Surely, I also think that if the network can be resilient from a pruned node that is left *only one* in the world, that would be one direction of "evolution". And that might be already possible if we gave up on past history and continued only with future payments.
This is wrong. Witness data is not stored in the UTXO set. Witness data is revealed when spending a UTXO, removing it from the UTXO set. Witness data is only in blocks and can be pruned.
This OP_RETURN change has nothing to do with JPEGs. It is 4x cheaper to store JPEGs in the witness data, and the witness data is *not* stored in the UTXO set.
This change is for protocols that need some small amount of data but bigger than 40 bytes to be in an output before being spent. Witness data is not suitable for this because the tx has to be spent to reveal the data.

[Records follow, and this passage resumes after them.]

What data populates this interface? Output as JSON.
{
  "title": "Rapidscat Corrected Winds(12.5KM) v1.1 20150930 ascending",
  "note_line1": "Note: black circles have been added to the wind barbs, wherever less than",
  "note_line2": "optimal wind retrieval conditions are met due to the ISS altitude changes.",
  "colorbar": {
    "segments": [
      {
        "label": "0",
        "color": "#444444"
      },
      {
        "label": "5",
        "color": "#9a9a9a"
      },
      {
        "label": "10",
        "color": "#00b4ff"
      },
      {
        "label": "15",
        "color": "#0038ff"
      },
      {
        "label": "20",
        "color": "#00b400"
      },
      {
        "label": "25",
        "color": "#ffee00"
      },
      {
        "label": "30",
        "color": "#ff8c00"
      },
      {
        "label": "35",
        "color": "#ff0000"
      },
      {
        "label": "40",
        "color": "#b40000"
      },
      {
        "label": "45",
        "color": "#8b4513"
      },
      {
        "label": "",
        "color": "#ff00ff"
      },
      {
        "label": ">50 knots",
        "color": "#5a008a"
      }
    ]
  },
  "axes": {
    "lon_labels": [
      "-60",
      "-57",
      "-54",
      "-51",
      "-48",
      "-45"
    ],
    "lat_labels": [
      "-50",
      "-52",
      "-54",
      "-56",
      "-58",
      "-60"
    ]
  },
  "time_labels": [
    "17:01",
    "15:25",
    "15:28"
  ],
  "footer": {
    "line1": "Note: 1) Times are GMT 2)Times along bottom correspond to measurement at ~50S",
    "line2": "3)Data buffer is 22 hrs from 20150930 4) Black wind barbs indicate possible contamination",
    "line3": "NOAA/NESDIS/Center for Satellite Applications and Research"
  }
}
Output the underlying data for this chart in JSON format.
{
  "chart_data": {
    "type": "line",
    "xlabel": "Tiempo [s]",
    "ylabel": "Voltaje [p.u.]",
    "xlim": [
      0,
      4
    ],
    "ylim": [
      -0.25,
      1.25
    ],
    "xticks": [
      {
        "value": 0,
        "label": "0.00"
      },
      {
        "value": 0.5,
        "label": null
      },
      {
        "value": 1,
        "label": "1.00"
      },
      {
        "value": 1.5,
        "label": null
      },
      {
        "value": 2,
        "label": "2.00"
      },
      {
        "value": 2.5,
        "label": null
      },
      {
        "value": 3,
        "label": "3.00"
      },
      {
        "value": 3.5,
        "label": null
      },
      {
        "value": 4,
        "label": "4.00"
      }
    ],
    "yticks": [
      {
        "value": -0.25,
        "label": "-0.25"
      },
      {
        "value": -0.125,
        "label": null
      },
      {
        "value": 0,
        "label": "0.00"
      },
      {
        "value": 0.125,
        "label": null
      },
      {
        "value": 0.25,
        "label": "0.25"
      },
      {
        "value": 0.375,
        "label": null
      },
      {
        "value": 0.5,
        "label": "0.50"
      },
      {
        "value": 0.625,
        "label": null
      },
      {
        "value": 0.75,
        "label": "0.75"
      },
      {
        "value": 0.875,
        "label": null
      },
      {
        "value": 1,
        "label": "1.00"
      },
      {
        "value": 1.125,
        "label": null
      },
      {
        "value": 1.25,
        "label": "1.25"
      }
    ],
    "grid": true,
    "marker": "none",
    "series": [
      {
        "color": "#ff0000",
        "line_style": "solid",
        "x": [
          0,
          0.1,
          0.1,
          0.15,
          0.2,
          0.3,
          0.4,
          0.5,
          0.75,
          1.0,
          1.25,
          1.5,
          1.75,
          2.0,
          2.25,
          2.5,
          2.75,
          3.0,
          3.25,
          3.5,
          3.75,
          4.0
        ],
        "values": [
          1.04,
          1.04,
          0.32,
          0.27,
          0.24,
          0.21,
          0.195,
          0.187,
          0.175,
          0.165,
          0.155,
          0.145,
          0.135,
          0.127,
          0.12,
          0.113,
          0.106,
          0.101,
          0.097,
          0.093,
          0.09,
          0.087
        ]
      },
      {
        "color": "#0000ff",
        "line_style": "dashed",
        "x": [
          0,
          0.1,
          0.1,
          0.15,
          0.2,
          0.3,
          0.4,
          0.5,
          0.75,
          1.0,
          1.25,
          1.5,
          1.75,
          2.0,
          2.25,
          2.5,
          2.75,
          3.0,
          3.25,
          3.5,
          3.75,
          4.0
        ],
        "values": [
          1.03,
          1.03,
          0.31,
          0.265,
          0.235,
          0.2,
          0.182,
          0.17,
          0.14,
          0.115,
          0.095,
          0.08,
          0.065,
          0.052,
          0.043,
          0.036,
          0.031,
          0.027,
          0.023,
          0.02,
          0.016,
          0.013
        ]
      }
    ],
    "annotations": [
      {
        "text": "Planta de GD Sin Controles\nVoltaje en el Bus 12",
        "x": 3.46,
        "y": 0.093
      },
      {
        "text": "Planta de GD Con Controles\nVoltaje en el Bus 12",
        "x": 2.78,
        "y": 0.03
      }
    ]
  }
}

I wish Rodarmor was active on nostr instead of being a little bitch about it, but the way I understand it is the witness data doesn't actually add to the utxo set and you'd likely consolidate your ordinals just like your regular bitcoin, but BRC-20s broke this by exploding the utxoset. This was why runes were made and use OP_RETURN. A larger OP_RETURN would be good for more use cases like this, but jpegs would likely still be in the witness data because of the discount.
Totalmene de acuerdo.
On the one hand, relaxing policy to incentivize usage that does not bloat the utxoset sounds reasonable. Yet, it would still be cheaper to store data in the witness? And isn’t the present situation a natural experiment showing that filters do have an impact? Finally, how does this help deal with actors like Mike in Space, who has publicly stated that he designed his shitcoin-on-bircoin protocol to bloat the utxoset?